Dans son ancestral château du Sancerrois, Victor des Ulmières, soliloque sur ce qu'a été sa vie qu'il résume à un mot : "Ma vie fut un néant". Au terme de ce qu'il nomme "les ressassements de mon esprit sulfureux" et d'une fête morbide à laquelle il a convié des artistes danseurs et musiciens de sa connaissance ignorant tout de son dessein, cet octogénaire procédera à sa propre mise au tombeau selon un cérémonial occulte en s'enfermant vivant dans le sépulcre de ses ancêtres.
Une décision qu'il déclare motivée par la haine d'un jeune homme, une haine meurtrière qui l'a déjà conduit à commettre plusieurs tentatives infructueuses d'assassinat. Or, ce jeune homme se trouve être son fils naturel né d'une liaison avec la femme d'un de ses ouvriers dont il voulait faire son héritier, et qui, s'il ignore cette filiation non reconnue, le tient pour responsable de l'adultère de sa mère et de la mort de son père mort dans un accident de travail.
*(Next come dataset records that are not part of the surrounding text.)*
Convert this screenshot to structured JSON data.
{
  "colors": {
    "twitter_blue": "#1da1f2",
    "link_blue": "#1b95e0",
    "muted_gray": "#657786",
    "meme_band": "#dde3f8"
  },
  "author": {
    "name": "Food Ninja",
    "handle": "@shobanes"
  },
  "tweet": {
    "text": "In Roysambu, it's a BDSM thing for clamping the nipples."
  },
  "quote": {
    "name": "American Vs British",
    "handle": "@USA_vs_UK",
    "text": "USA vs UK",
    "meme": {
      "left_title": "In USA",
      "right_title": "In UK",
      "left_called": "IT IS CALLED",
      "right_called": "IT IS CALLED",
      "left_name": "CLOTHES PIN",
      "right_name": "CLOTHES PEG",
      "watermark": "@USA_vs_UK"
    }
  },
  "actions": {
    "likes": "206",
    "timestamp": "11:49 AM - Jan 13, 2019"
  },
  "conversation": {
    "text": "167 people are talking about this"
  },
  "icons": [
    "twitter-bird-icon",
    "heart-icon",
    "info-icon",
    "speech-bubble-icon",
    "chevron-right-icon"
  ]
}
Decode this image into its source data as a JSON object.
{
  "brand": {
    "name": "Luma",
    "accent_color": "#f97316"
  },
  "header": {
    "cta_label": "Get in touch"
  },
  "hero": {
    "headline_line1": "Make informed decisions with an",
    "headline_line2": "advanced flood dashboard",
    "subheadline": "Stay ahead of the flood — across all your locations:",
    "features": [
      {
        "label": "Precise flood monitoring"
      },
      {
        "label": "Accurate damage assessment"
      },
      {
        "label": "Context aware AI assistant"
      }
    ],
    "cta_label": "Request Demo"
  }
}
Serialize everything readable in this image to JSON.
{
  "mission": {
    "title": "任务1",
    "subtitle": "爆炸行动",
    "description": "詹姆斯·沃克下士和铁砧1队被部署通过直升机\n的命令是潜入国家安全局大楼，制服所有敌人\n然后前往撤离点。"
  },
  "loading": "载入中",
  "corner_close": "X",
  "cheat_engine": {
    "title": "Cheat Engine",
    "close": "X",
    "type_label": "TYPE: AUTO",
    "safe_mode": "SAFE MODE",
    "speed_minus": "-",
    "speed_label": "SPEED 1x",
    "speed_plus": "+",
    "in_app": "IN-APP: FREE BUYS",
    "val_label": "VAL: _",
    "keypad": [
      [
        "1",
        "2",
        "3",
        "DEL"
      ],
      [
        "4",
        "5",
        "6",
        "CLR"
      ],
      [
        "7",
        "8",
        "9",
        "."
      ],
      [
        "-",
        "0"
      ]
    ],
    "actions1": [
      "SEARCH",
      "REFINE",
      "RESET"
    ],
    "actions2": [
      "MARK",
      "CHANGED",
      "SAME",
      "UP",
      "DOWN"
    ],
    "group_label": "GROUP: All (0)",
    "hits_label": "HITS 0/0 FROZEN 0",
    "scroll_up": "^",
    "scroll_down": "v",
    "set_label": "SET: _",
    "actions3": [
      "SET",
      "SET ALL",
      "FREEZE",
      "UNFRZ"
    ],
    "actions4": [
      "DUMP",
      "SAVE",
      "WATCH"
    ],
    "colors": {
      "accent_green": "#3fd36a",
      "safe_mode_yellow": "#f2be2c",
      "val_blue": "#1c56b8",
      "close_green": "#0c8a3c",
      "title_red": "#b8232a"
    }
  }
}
Comme son récit autobiographique voguant au gré de résurgences mnésiques non chronologiques et à la connotation de confession laïque sans autocritique ni repentir ni quête d'absolution, l'évocation de sa mort programmée intervient sans pathos ni affect.
Il ne s'agit que d'exécuter une décision mûrement réfléchie et assumée au crépuscule d'une vie qui, à travers sa propre consignation, paraît avoir été désincarnée et vide de sens ("La vie était une chimère magnifique, pour rien"). Peut-être, nonobstant le paradoxe apparent, son seul projet de vie.
Le personnage sans amour ("Je n'ai aimé personne durablement et personne ne m'a aimé durablement"), sans ami ("Je n'ai pas d'amis par ma faute"), figure à la Gabriel Mazneff à la bisexualité jeuniste ("A soixante ans je n'ai plus voulu que de très jeunes filles") n'est pas empathique et l'écriture distanciée, et également désincarnée, de Camille de Villeneuve, n'y aide pas.
Et cependant l'homme à "l'âme trop chargé de cadavres" est douloureux : un caractère nerveux et insomniaque, un père, grande figure de la Résistance, qui le détestait et, qui lui préférait son jeune frère né d'une grossesse tardive par accident ("Mon père vit en lui plus qu'un héritier, un héros à sa mesure"), une mère peu démonstrative, une enfance entre l'univers incongru d'un pensionnat pour filles et les villes d'eau qu'écumaient sa mère tuberculeuse et une adolescence quasi-incestueuse dans les jupes d'une sœur aînée ont structuré une solitude névrotique.
Ce roman à l'intrigue atypique et à l'écriture dégraissée jusqu'à l'os déconcerte tant par la psychologie du protagoniste-narrateur que par son apparent détachement face à la néantisation qui intrigue ("C'est un réconfort d'éprouver en ce monde ce que peut être la mort et de découvrir qu'elle est la vie pleine").
En fait, sa dimension ne peut être appréhendée qu'à la lumière du concept mystique auquel se réfère le titre du roman, celui de "la vie parfaite", avec une réclusion métaphore de la clôture religieuse qui conduirait à la "vraie vie", celle sans attente ni manque.